Defense budget expert and SIA alum shows students the possibilities with an MIA degree

SIA grad Ryan Crotty speaks with SIA student Matthew Macar
SIA grad Ryan Crotty speaks with SIA student Matthew Macar Credit: Vanessa McLaughlin

Ryan Crotty,a Penn State School of International Affairs alum, returned to the school on Wednesday to present on U.S. defense budget policy challenges as part of Professor Dennis Jett’s Colloquium on Current Policy Challenges (INTAF 590). Students not only got an overview of the issues facing the defense budget, but also a look into Crotty’s career and the career possibilities in their own futures.

Jett organizes the semester-long event to bring thought leaders on topics ranging from food security to terrorism. The program features 14 speakers and the topics vary depending on the current issues of the day.

Crotty, deputy director for defense budget analysis at the Center for Strategic and International Studies (CSIS) in Washington, D.C., talked about the “Guns vs. Butter” model, summarizing the ongoing debate in U.S. politics between defense and domestic spending.

“Last week I had to testify in front of Congress about the defense budget,” he said. “A congressman asked, ‘You’re telling me about how we should spend our money on defense. So, why is defense spending more important than the starving children in my district?'”

Crotty called the question false dichotomy, stressing that defense spending and civilian programs are not mutually exclusive, but noted the central role these questions have in debates over the size and role of government in society and the economy.

At CSIS, a nonprofit research organization, Crotty works on long-term defense spending trends and identifying challenges and opportunities facing the Department of Defense in a time of budget tightening. He explained his work focuses on the management and application of defense resources, the strategic implications of resourcing decisions, and the effects of these decisions on the defense industrial base.

In his job, Crotty mentioned he uses the skills he learned at SIA weekly, if not daily. SIA forced him to hone his public speaking ability and develop comprehensive, concise writing skills. Specifically, Crotty referenced Jett’s classes in helping him be able to quickly compile data and present it succinctly.

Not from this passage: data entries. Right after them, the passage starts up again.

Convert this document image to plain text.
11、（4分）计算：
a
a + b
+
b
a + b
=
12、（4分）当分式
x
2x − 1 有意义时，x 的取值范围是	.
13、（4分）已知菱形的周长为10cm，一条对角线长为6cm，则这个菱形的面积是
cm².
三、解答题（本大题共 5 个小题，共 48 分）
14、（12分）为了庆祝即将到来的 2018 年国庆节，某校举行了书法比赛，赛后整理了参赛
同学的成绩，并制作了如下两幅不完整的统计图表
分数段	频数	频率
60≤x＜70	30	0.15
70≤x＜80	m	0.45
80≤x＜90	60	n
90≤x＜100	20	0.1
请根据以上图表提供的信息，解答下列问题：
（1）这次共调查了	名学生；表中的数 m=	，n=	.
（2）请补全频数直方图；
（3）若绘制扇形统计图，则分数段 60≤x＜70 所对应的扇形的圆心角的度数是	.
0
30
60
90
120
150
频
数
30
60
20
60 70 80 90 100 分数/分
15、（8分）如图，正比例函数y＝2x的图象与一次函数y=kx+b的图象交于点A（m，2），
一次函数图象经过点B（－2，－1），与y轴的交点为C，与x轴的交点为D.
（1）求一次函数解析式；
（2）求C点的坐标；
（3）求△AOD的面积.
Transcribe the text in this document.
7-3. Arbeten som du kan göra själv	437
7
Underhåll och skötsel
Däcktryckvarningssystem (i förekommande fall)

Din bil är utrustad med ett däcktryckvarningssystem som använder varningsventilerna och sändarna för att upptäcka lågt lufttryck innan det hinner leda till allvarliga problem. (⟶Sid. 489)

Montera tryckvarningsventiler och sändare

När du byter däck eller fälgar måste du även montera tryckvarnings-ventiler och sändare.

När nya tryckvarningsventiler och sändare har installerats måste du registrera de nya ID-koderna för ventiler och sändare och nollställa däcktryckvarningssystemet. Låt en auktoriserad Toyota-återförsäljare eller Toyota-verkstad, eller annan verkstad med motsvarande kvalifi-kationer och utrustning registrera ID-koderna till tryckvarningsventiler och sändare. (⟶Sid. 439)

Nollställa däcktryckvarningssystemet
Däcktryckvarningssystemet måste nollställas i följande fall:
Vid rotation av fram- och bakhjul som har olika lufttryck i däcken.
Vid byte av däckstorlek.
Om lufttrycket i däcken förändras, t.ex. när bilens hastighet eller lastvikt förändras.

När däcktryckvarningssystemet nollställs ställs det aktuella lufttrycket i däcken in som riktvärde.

“Professor Jett’s two pagers, in two days mirror real life,” he said, referring to Jett’s assignment of a two page paper on a Monday, and making it due on Wednesday. “For example, when my boss needs a proposal and wants me to write up all the relevant information and present it, I usually only have a short amount of time to do all the work.”

These skills got a workout when, on a recent Thursday afternoon, Crotty was invited to testify before Congress the following Wednesday morning. Even though his oral testimony was six days away, he said he was required to submit his 5 pages of written testimony three days after the invitation, and then still had to write his oral testimony.

“Knowing that what I wrote and said would be in a binder in the Library of Congress for all time, gave a heavier weight to it all,” he said. “I felt the gravity of this as I wrote.”

Students listened intently to Crotty’s talk explaining the trends in the defense budget, and some of the political and administrative aspects of his job. His knowledge and presentation impressed students.

“To know that he came from our program instills confidence and pride in SIA,” said first-year M.I.A. student Matthew Hobbs. “We study and practice our skills, but it’s encouraging to see the reality of what we could become, and that we could have a job like this.”

Crotty also advised students to network when looking for jobs, and to make sure their resumes showed measurable skills. While many job applicants will state they have good communications skills, for instance, they are somewhat subjective. Crotty credited his Quantitative Analysis class at SIA for teaching him the measurable skills of economic and statistical analysis.

“It’s inspiring to have an SIA graduate come and give a talk like this,” said first-year student Matthew Macar. “It makes me proud of this institution when an alum returns to speak about a topic because he is an expert.”